Басаргин вопросительно поднял на него глаза.
– С мамой тут недавно вышло… – поспешила вступить в разговор Елена.
– Ничего, – успокаивающе сказал Григорий Фаддеич. – Раз ты приехал, теперь все обойдется. Мужики – не бабы, разберемся! Как ты – в отпуск или насовсем?
– Пока в отпуск. Два месяца поживу, потом обратно на год. А там обещали и насовсем. Если, конечно, не обманут.
– Это у нас могут, – подтвердил Григорий Фаддеич. – Меня самого второй год с отпуском за нос водят, да и с выходными не приходится считаться. – И, встав из-за стола, обратился к жене: – Положи там два пол-литра в полушубок.
– Куда это ты собрался? – спросила Елена.
– К Богданову, домой, думаю сегодня с ним насчет кирпича, наконец, договориться. Да ты не бойся, – улыбнулся он. – К вечеру пельмени хорошие слепи и жди – съем тарелку и буду, как не пил!
Он крепко даванул руку Басаргину, сказал: «Бывай!» – и вышел в сени вслед за Еленой.
Басаргин остался за столом один. Слова Григория Фаддеича насчет дороговизны не так задели его, как вскользь брошенное Еленой замечание о том, что у Григория Фаддеича что-то вышло с матерью. Он знал, что мать никогда не любила попусту ссориться, – значит, вышло что-то серьезное, с чем ему еще придется разбираться. Подумав об этом, он почти с обидой вспомнил то блаженное настроение, с каким ехал домой.

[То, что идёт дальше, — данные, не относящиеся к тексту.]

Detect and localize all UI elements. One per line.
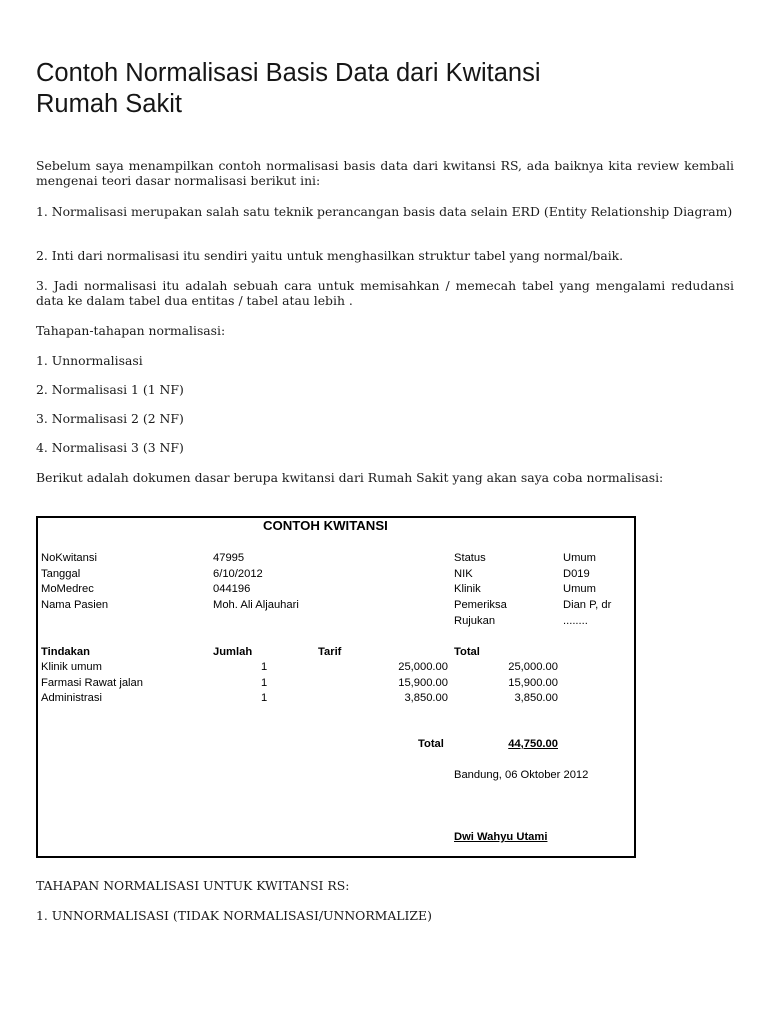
item-jumlah: 1 (261, 692, 268, 704)
field-label-rujukan: Rujukan (454, 615, 496, 627)
stage-4: 4. Normalisasi 3 (3 NF) (36, 440, 184, 455)
item-total: 3,850.00 (514, 692, 558, 704)
place-date: Bandung, 06 Oktober 2012 (454, 769, 589, 781)
item-tarif: 25,000.00 (398, 661, 448, 673)
title-line-1: Contoh Normalisasi Basis Data dari Kwitansi (36, 59, 541, 87)
field-label-nokwitansi: NoKwitansi (41, 552, 97, 564)
header-tindakan: Tindakan (41, 646, 90, 658)
receipt-image (36, 516, 636, 858)
header-jumlah: Jumlah (213, 646, 253, 658)
field-label-nik: NIK (454, 568, 473, 580)
field-label-pemeriksa: Pemeriksa (454, 599, 507, 611)
field-label-nama-pasien: Nama Pasien (41, 599, 109, 611)
field-label-klinik: Klinik (454, 583, 481, 595)
item-total: 25,000.00 (508, 661, 558, 673)
field-value-status: Umum (563, 552, 596, 564)
field-value-klinik: Umum (563, 583, 596, 595)
section-heading: TAHAPAN NORMALISASI UNTUK KWITANSI RS: (36, 878, 350, 893)
point-3-paragraph: 3. Jadi normalisasi itu adalah sebuah cara untuk memisahkan / memecah tabel yang mengalami redudansi data ke dalam tabel dua entitas / tabel atau lebih . (36, 278, 734, 308)
grand-total-label: Total (418, 738, 444, 750)
receipt-title: CONTOH KWITANSI (263, 518, 388, 533)
item-tindakan: Klinik umum (41, 661, 102, 673)
item-jumlah: 1 (261, 677, 268, 689)
point-2-paragraph: 2. Inti dari normalisasi itu sendiri yaitu untuk menghasilkan struktur tabel yang normal/baik. (36, 248, 624, 263)
stage-2: 2. Normalisasi 1 (1 NF) (36, 382, 184, 397)
header-tarif: Tarif (318, 646, 342, 658)
field-value-nama-pasien: Moh. Ali Aljauhari (213, 599, 299, 611)
field-label-status: Status (454, 552, 486, 564)
grand-total-value: 44,750.00 (508, 738, 558, 750)
stages-heading: Tahapan-tahapan normalisasi: (36, 323, 226, 338)
intro-paragraph: Sebelum saya menampilkan contoh normalisasi basis data dari kwitansi RS, ada baiknya kita review kembali mengenai teori dasar normalisasi berikut ini: (36, 158, 734, 188)
title-line-2: Rumah Sakit (36, 90, 182, 118)
document-page (36, 58, 734, 148)
header-total: Total (454, 646, 480, 658)
field-value-pemeriksa: Dian P, dr (563, 599, 612, 611)
stage-1: 1. Unnormalisasi (36, 353, 143, 368)
field-value-nik: D019 (563, 568, 590, 580)
field-value-momedrec: 044196 (213, 583, 251, 595)
field-label-momedrec: MoMedrec (41, 583, 94, 595)
item-tindakan: Administrasi (41, 692, 102, 704)
point-1-paragraph: 1. Normalisasi merupakan salah satu teknik perancangan basis data selain ERD (Entity Relationship Diagram) (36, 204, 733, 219)
field-label-tanggal: Tanggal (41, 568, 81, 580)
field-value-nokwitansi: 47995 (213, 552, 245, 564)
unnormalized-heading: 1. UNNORMALISASI (TIDAK NORMALISASI/UNNORMALIZE) (36, 908, 432, 923)
field-value-rujukan: ........ (563, 615, 588, 627)
item-total: 15,900.00 (508, 677, 558, 689)
field-value-tanggal: 6/10/2012 (213, 568, 263, 580)
stage-3: 3. Normalisasi 2 (2 NF) (36, 411, 184, 426)
item-tarif: 3,850.00 (404, 692, 448, 704)
receipt-intro-paragraph: Berikut adalah dokumen dasar berupa kwitansi dari Rumah Sakit yang akan saya coba normalisasi: (36, 470, 664, 485)
item-tarif: 15,900.00 (398, 677, 448, 689)
signatory-name: Dwi Wahyu Utami (454, 831, 548, 843)
item-jumlah: 1 (261, 661, 268, 673)
page-title (36, 58, 734, 120)
item-tindakan: Farmasi Rawat jalan (41, 677, 143, 689)
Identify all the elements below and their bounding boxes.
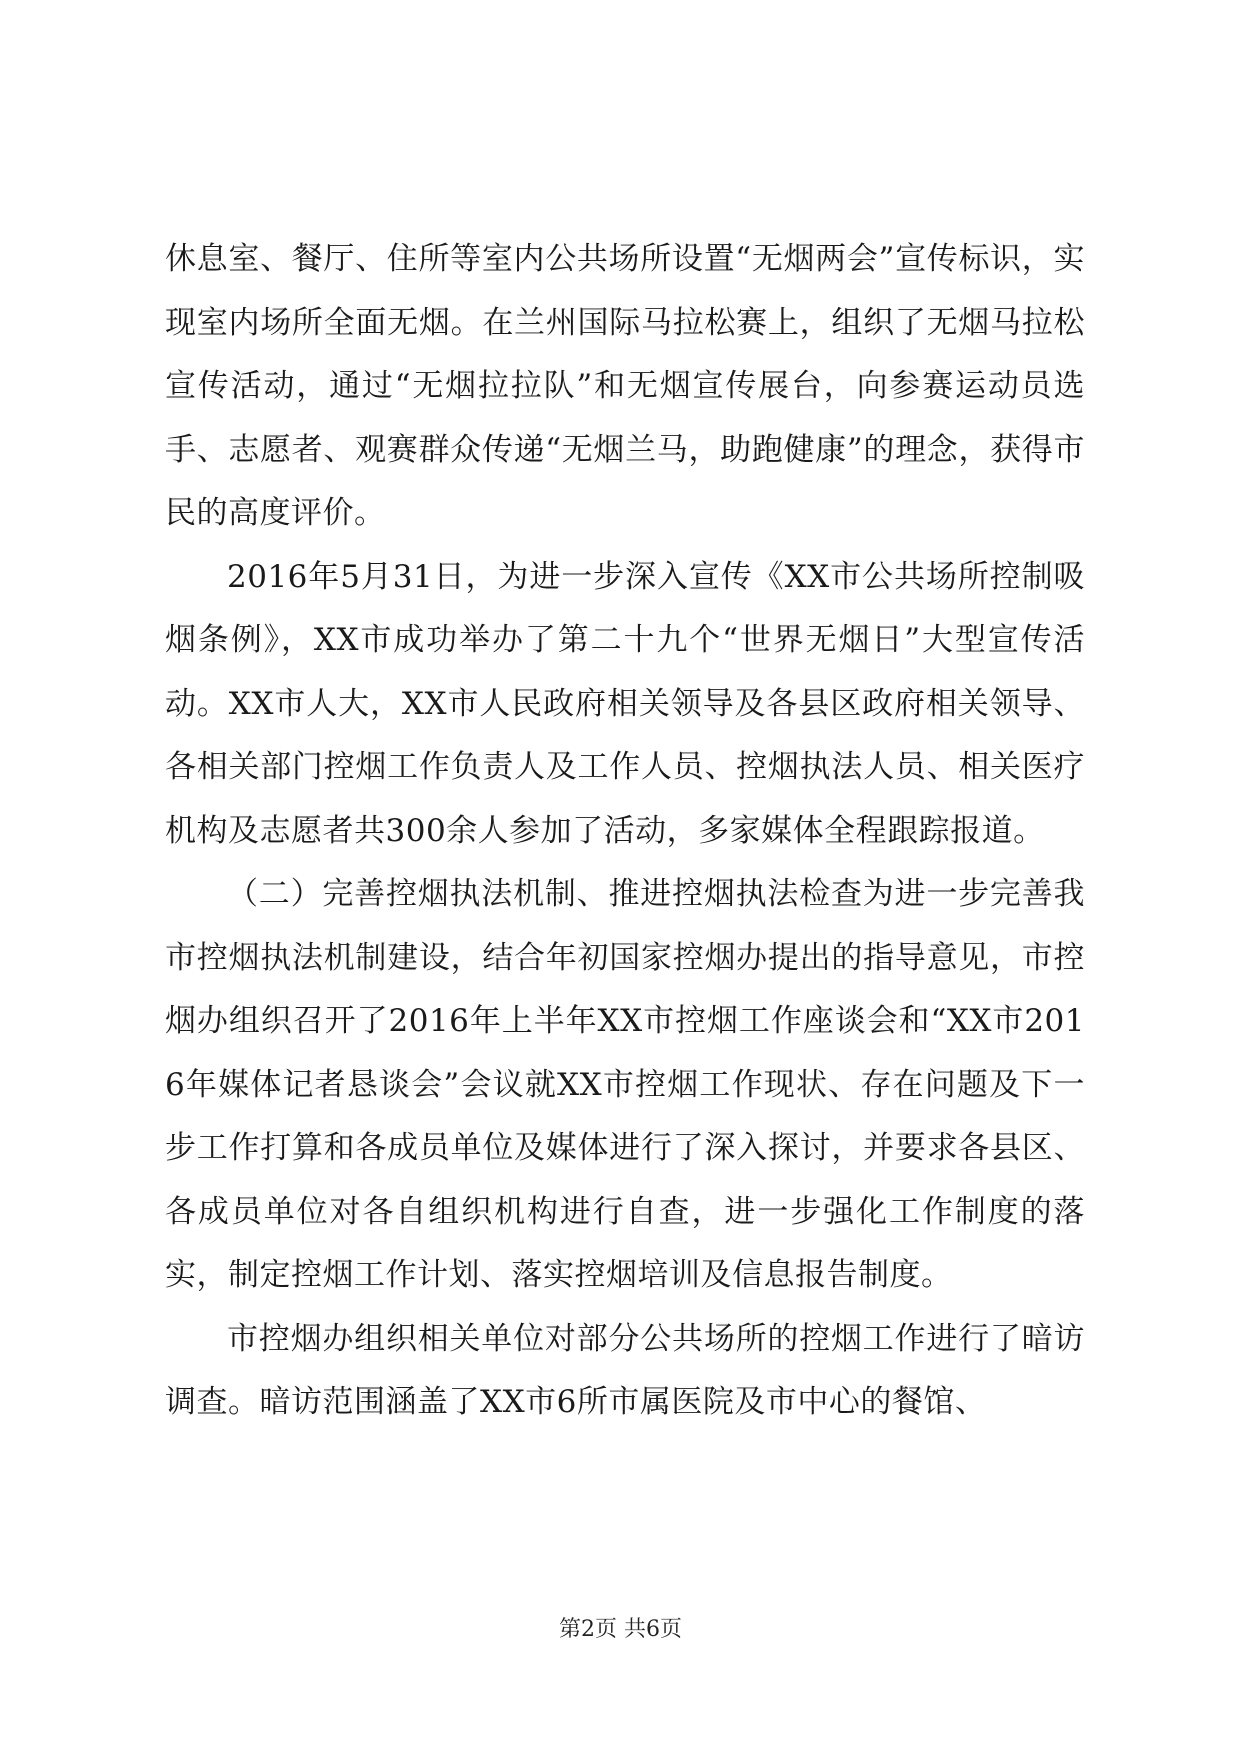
paragraph-continued: 休息室、餐厅、住所等室内公共场所设置“无烟两会”宣传标识，实现室内场所全面无烟。在兰州国际马拉松赛上，组织了无烟马拉松宣传活动，通过“无烟拉拉队”和无烟宣传展台，向参赛运动员选手、志愿者、观赛群众传递“无烟兰马，助跑健康”的理念，获得市民的高度评价。	[165, 241, 1085, 531]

А впрочем, на что, собственно, обижаться? Жизнь здесь трудная, характеры разные: Григорий Фаддеич – кремень, мать – тоже. А когда трудная жизнь, то крутые характеры становятся еще круче. Да и смешно было ожидать, что тут все идет непременно гладко, без сучка, без задоринки. Просто ему уж очень хотелось попасть домой – поэтому, наверно, и рассчитывал на одни улыбки.
Он подумал о том, как хорошо, что впереди все-таки целых два месяца, прежде чем снова уезжать еще на год. Он знал, что нужен там, в Вашингтоне, именно поэтому и дал согласие, не жалел об этом и не собирался, вернувшись домой, клянчить, чтоб его оставили. Тягостно было только одно, что перед отъездом ему твердо намекнули, что не стоит на один оставшийся год тянуть за собою за границу семью – это значило, что через два месяца предстояла новая разлука, о которой, еще не встретясь с Катей, он против своей воли думал уже сейчас.
– А Гришке смешно, – сказал Басаргин, оторвавшись от своих мыслей и посмотрев на сына, который чему-то улыбался во сне. – Тебе смешно? Да? – повторил он, подойдя к дивану. – Думаешь, все это тебя не касается?